Początki są niezłe, choć generalnie lekko nie jest. Wielka różowa piłka pilatesowa poszła w ruch - w końcu nie na darmo kupiłam film instruktażowy kilka miesięcy temu. Przedwczoraj nieźle się na niej powyginałam, dziś dość intensywnie odczuwam własne mięśnie (one jeszcze tam są?)... przy okazji bardzo się zrelaksowałam i wyciszyłam.
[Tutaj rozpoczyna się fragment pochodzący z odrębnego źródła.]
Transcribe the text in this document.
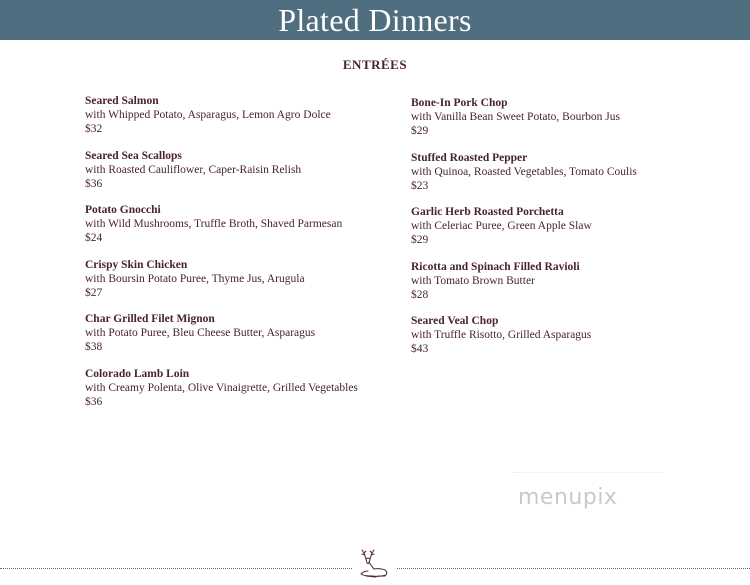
Plated Dinners
ENTRÉES
Seared Salmon
with Whipped Potato, Asparagus, Lemon Agro Dolce
$32
Seared Sea Scallops
with Roasted Cauliflower, Caper-Raisin Relish
$36
Potato Gnocchi
with Wild Mushrooms, Truffle Broth, Shaved Parmesan
$24
Crispy Skin Chicken
with Boursin Potato Puree, Thyme Jus, Arugula
$27
Char Grilled Filet Mignon
with Potato Puree, Bleu Cheese Butter, Asparagus
$38
Colorado Lamb Loin
with Creamy Polenta, Olive Vinaigrette, Grilled Vegetables
$36
Bone-In Pork Chop
with Vanilla Bean Sweet Potato, Bourbon Jus
$29
Stuffed Roasted Pepper
with Quinoa, Roasted Vegetables, Tomato Coulis
$23
Garlic Herb Roasted Porchetta
with Celeriac Puree, Green Apple Slaw
$29
Ricotta and Spinach Filled Ravioli
with Tomato Brown Butter
$28
Seared Veal Chop
with Truffle Risotto, Grilled Asparagus
$43
menupix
Poprawie uległ mój paskudny ostatnio nastrój i mam więcej energii niż przez ostatnie pół roku.

I pomyśleć, że jeden seans ćwiczeń ma takie terapeutyczne działanie

Zamiast batoników - sałatki, duuuużo sałatek, aż się rodzice ze mnie śmieją, że się zmienię w króliczka bo ciągle chrupię warzywka.

Wczoraj zjadłam pokaźną garść suszonych śliwek - pocieszam się, że mają działanie przeczyszczające - latam po nich do toalety aż miło.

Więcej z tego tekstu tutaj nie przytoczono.